Una mostra difficile, dai profondi risvolti sociali e politici, la prima antologica in Italia dedicata a Boris Mikhailov (1938), nonché una delle più complete a livello internazionale: attraverso circa trecento scatti esposti, nell’arco temporale che va dal 1968 al 2013, Ukraine, questo il titolo semplice e immediato, racconta i cambiamenti che hanno interessato la Repubblica ex-sovietica, a partire dagli anni dell’ultima crisi interna al regime, che ha portato alla Perestrojka prima, e al crollo dell’URSS subito dopo.

Courtesy Camera - Centro Italiano per la Fotografia, Senza titolo, dalla serie Red, 1968-75
Courtesy Camera – Centro Italiano per la Fotografia,
Senza titolo, dalla serie Red, 1968-75

Quasi mezzo secolo di storia politica e umana, che ha avuto importanti conseguenze anche sull’Europa Occidentale. La fotografia è tecnica dall’etimologia suggestiva: dal greco fotos (luce) e grafein (scrivere), designa la “scrittura della luce”, formula appena poetica per riassumere la capacità dell’artificio umano di fermare, in modo più realistico della pittura, l’essenza di ciò che per secoli era sembrato avere natura divina, ovvero quella realtà sempre rimasta sfuggente anche ai pittori più sensibili. Su questi presupposti, l’approccio di Mikhailov è costantemente “problematico” e mai banali, volto a entrare negli aspetti più profondi, legati al vissuto degli individui che sceglie come soggetti. Superimpositions (1968-1975), è la sua serie d’esordio, nella quale la feroce ironia di Mikhailov punta l’indice sulla scialba quotidianità, sospendendola in un non-luogo e in un non-tempo, diretto richiamo alla cristallizzazione delle vite umane operata dalla status quo della dittatura. Sulle stesse corde Black Archive (1968-1979), ambientata a Kharkiv, città industriale legata alla produzione delle armi, strategica per la conduzione della Guerra Fredda. È evidente il contrasto fra gli spazi pubblici, controllati dal regime, e quelli privati, interni, delle case, dove l’individuo trova un seppur minimo sfogo alla necessità d’intimità in contrapposizione alla schematica rigidità imposta dal regime poliziesco sovietico.
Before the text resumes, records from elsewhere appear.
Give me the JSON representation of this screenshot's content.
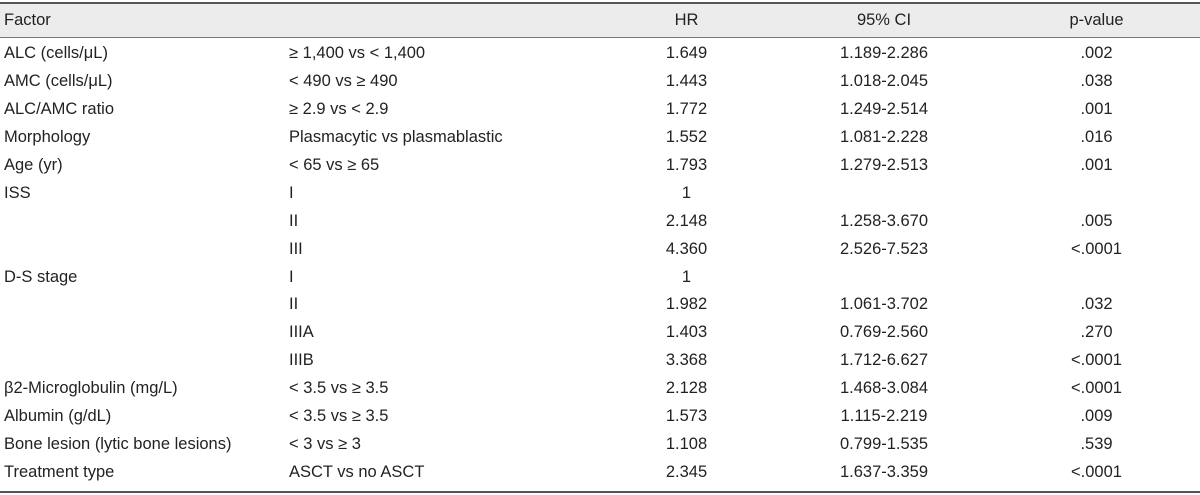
{
  "header": {
    "factor": "Factor",
    "comparison": "",
    "hr": "HR",
    "ci": "95% CI",
    "p": "p-value"
  },
  "rows": [
    {
      "factor": "ALC (cells/μL)",
      "comparison": "≥ 1,400 vs < 1,400",
      "hr": "1.649",
      "ci": "1.189-2.286",
      "p": ".002"
    },
    {
      "factor": "AMC (cells/μL)",
      "comparison": "< 490 vs ≥ 490",
      "hr": "1.443",
      "ci": "1.018-2.045",
      "p": ".038"
    },
    {
      "factor": "ALC/AMC ratio",
      "comparison": "≥ 2.9 vs < 2.9",
      "hr": "1.772",
      "ci": "1.249-2.514",
      "p": ".001"
    },
    {
      "factor": "Morphology",
      "comparison": "Plasmacytic vs plasmablastic",
      "hr": "1.552",
      "ci": "1.081-2.228",
      "p": ".016"
    },
    {
      "factor": "Age (yr)",
      "comparison": "< 65 vs ≥ 65",
      "hr": "1.793",
      "ci": "1.279-2.513",
      "p": ".001"
    },
    {
      "factor": "ISS",
      "comparison": "I",
      "hr": "1",
      "ci": "",
      "p": ""
    },
    {
      "factor": "",
      "comparison": "II",
      "hr": "2.148",
      "ci": "1.258-3.670",
      "p": ".005"
    },
    {
      "factor": "",
      "comparison": "III",
      "hr": "4.360",
      "ci": "2.526-7.523",
      "p": "<.0001"
    },
    {
      "factor": "D-S stage",
      "comparison": "I",
      "hr": "1",
      "ci": "",
      "p": ""
    },
    {
      "factor": "",
      "comparison": "II",
      "hr": "1.982",
      "ci": "1.061-3.702",
      "p": ".032"
    },
    {
      "factor": "",
      "comparison": "IIIA",
      "hr": "1.403",
      "ci": "0.769-2.560",
      "p": ".270"
    },
    {
      "factor": "",
      "comparison": "IIIB",
      "hr": "3.368",
      "ci": "1.712-6.627",
      "p": "<.0001"
    },
    {
      "factor": "β2-Microglobulin (mg/L)",
      "comparison": "< 3.5 vs ≥ 3.5",
      "hr": "2.128",
      "ci": "1.468-3.084",
      "p": "<.0001"
    },
    {
      "factor": "Albumin (g/dL)",
      "comparison": "< 3.5 vs ≥ 3.5",
      "hr": "1.573",
      "ci": "1.115-2.219",
      "p": ".009"
    },
    {
      "factor": "Bone lesion (lytic bone lesions)",
      "comparison": "< 3 vs ≥ 3",
      "hr": "1.108",
      "ci": "0.799-1.535",
      "p": ".539"
    },
    {
      "factor": "Treatment type",
      "comparison": "ASCT vs no ASCT",
      "hr": "2.345",
      "ci": "1.637-3.359",
      "p": "<.0001"
    }
  ]
}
Per gli scatti della serie Luriki, (1976-1981), Mikhailov colora a mano alcuni particolari del bianco e nero originale, dando vita a ritratti sullo stile della Pop Art di Andy Warhol. La serie At dusk (1993), rifacendosi al concetto di tramonto, segna la fine di un’epoca e documenta lo spaesamento seguito a una delle fasi più delicate della storia recente del Paese, ovvero la fine dell’URSS e l’incognita di un’indipendenza da gestire. Tea, coffee, cappuccino (2000-2010), un titolo ironico, da commedia inglese sofisticata, accompagna il racconto per immagini di un Paese che cerca disperatamente di somigliare all’Occidente, aprendosi al capitalismo, all’industria consumistica che genera illusioni e sradica valori e certezze ataviche. L’inserimento di rapidi interventi pittorici, altera la realtà dello scatto, trasportandolo in una dimensione quasi fiabesca, sicuramente al di fuori del tempo e dello spazio, a ribadire che, dal 1968, quando ancora imperava l’URSS, forse non è cambiato molto.